CoreWeave Defends Aggressive Spending Amid Investor Sell-Off
CoreWeave CEO Mike Intrator made a public case for the company's ambitious capital plans Friday, as its stock fell sharply following earnings. In an interview on CNBC, Intrator addressed investor...
CoreWeave CEO Mike Intrator made a public case for the company's ambitious capital plans Friday, as its stock fell sharply following earnings. In an interview on CNBC, Intrator addressed investor anxiety head-on, arguing that heavy spending is necessary to seize a historic surge in demand for AI computing power.
The company’s shares closed down 22% after it issued revenue guidance that disappointed Wall Street. The sell-off was fueled by CoreWeave’s announcement that it plans to spend between $30 billion and $35 billion next year—a figure well above analyst expectations—raising questions about future profitability.

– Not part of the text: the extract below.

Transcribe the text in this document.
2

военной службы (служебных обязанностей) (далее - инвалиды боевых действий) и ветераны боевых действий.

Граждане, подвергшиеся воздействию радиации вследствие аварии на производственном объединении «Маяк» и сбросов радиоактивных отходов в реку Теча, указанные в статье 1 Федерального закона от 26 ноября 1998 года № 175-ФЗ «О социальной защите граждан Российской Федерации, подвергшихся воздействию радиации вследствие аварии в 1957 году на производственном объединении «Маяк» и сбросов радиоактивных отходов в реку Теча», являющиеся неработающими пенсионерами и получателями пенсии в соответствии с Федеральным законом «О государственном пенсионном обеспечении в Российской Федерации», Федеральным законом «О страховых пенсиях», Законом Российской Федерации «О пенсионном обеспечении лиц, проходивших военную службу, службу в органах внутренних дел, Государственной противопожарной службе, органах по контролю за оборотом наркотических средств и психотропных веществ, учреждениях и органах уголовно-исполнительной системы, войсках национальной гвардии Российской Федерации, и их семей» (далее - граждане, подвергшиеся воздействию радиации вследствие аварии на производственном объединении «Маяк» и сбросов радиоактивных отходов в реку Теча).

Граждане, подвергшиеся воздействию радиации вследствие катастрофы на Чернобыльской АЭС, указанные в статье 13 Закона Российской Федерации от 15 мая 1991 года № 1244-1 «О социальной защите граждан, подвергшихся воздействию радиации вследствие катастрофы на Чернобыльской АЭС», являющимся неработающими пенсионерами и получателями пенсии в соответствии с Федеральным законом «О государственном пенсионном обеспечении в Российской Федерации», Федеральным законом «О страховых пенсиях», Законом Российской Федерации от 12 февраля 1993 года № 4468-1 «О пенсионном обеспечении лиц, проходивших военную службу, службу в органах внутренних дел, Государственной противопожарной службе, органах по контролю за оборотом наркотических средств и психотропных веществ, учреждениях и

Intrator pushed back against what he called a false narrative. "I understand the concerns," he said, "but our backlog is enormous." He described the current market as a unique opportunity, stating the company is consciously accepting lower margins now to build infrastructure for the long term.
CoreWeave’s business model involves borrowing heavily to buy advanced Nvidia chips, which it then leases to clients. A significant portion of its revenue comes from a concentrated group of major tech firms, including Microsoft and OpenAI. This reliance on debt and a few key customers has drawn scrutiny from analysts concerned about sustainability, especially if borrowing costs rise.
Intrator dismissed those concerns, stating the company’s cost of capital has actually fallen by 300 basis points in the past year, saving an estimated $700 million. He expects costs to keep declining.
Analysts remain cautious. Barclays suggested the stock may stagnate as investors assess the spending shift, while JPMorgan warned that CoreWeave shares could be particularly vulnerable in an economically volatile climate. The road ahead appears challenging as CoreWeave bets its future on an unprecedented infrastructure build-out.